Image from ANN Benchmarks, MIT license
Another promising technique for recommendations is factorization machines. The traditional approach to collaborative filtering builds a model exclusively from past ratings or actions. However, you may have additional side information about users or items. Factorization machines can incorporate this data. They can also perform classification and regression.
xLearn is a high-performance library for factorization machines.
Optimization finds the best solution to a problem out of many possible solutions. Scheduling and vehicle routing are two common tasks. Optimization problems have an objective function to minimize (or maximize) and a set of constraints.
Linear programming is an approach you can use when the objective function and constraints are linear. Here’s a really good introductory series if you want to learn more.

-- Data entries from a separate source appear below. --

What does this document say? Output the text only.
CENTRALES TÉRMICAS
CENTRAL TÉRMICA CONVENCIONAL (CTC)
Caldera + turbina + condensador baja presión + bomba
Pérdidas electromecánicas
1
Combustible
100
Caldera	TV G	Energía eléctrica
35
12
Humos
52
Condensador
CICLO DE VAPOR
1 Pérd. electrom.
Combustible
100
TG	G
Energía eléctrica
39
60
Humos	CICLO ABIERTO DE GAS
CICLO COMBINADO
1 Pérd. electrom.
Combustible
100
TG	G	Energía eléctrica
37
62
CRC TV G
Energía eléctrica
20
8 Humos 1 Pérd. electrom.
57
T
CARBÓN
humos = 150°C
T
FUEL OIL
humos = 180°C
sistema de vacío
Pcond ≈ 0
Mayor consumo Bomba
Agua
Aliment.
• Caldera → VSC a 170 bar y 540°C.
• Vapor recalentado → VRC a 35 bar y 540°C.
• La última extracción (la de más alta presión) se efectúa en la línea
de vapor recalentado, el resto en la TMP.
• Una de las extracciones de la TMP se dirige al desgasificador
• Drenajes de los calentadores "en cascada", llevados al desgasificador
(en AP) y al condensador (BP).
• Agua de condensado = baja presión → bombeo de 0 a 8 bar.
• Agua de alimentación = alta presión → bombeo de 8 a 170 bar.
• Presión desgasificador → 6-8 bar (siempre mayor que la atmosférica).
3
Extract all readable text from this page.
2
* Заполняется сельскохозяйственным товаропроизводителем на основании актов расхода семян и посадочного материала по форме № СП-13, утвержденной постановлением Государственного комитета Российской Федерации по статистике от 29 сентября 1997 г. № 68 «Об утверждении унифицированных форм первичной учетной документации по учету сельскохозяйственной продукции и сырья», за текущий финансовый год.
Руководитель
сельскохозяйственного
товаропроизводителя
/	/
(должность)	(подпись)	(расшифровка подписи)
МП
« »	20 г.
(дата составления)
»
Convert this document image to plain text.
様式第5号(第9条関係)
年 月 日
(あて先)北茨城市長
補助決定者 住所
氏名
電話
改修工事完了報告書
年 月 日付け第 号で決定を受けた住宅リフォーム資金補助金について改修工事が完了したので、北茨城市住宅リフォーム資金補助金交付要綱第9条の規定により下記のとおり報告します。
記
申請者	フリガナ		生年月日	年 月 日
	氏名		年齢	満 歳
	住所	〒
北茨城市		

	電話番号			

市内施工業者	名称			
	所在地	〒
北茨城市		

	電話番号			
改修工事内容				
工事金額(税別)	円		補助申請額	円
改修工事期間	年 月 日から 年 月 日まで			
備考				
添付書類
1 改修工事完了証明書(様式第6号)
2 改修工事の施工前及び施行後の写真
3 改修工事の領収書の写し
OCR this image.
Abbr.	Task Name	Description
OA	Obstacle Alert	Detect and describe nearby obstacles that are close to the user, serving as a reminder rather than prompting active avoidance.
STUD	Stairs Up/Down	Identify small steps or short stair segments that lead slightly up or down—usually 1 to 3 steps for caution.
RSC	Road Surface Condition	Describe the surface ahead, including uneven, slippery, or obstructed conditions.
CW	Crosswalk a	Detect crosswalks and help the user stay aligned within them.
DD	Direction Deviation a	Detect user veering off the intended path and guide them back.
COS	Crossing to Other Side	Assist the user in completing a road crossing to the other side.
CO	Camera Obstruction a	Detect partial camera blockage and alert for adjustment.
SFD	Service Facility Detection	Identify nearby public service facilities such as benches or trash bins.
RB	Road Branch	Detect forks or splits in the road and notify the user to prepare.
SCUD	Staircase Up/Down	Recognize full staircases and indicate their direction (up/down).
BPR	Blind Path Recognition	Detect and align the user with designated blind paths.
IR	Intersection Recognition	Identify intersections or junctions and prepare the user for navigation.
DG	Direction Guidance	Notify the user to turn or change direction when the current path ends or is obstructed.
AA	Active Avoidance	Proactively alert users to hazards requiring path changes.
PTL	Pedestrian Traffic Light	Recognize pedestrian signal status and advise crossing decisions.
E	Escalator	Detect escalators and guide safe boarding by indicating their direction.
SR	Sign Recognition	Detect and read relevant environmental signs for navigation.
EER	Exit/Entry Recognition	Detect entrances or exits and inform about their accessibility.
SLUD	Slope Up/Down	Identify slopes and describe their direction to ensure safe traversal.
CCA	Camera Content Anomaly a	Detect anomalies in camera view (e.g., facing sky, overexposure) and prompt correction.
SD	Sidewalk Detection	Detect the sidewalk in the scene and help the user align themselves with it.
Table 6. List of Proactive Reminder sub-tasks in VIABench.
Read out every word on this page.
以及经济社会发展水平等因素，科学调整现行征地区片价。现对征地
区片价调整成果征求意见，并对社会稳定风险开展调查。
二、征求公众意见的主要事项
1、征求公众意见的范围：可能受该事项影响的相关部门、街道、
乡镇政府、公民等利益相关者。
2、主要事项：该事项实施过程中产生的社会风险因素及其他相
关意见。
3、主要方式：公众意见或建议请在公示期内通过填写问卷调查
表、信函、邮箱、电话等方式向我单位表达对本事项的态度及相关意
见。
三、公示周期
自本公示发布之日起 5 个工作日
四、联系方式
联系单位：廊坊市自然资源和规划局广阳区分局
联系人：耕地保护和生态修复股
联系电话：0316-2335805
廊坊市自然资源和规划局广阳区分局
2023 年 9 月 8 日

SCS is a library that can solve many types of optimization problems.
OSQP is another that’s specifically designed for quadratic problems.
fastText is a text classification and word representation library. It can label documents with one or more categories, which is useful for content tagging, spam filtering, and language detection. It can also compute word vectors, which can be compared to find similar words and analogies.
It’s nice when languages play nicely together.
ONNX Runtime is a scoring engine for ML models. You can build a model in one language, save it in the ONNX format, and run it in another. Here’s an example.
Npy is a library for saving and loading NumPy
npz files. It uses Numo for multi-dimensional arrays.
Vowpal Wabbit specializes in online learning. It’s great for reinforcement learning as well as supervised learning where you want to train a model incrementally instead of all at once. This is nice when you have a lot of data.
ThunderSVM is an SVM library that runs in parallel on either CPUs or GPUs.
GSLR is a linear regression library powered by GSL that supports both ordinary least squares and ridge regression. It can be used alone or to improve the performance of Eps.
I wanted to also give a shout-out to another library that entered the scene in 2019.
Rumale is a machine learning library that supports many, many algorithms, similar to Python’s Scikit-learn. Thanks @yoshoku for the amazing work!
There are now many state-of-the-art machine learning libraries available for Ruby. If you’re a Ruby engineering who’s interested in machine learning, now’s a good time to try it. Also, if you come across a C or C++ library you want to use in Ruby, you’ve seen a few ways to do it. Let’s make Ruby a great language for machine learning.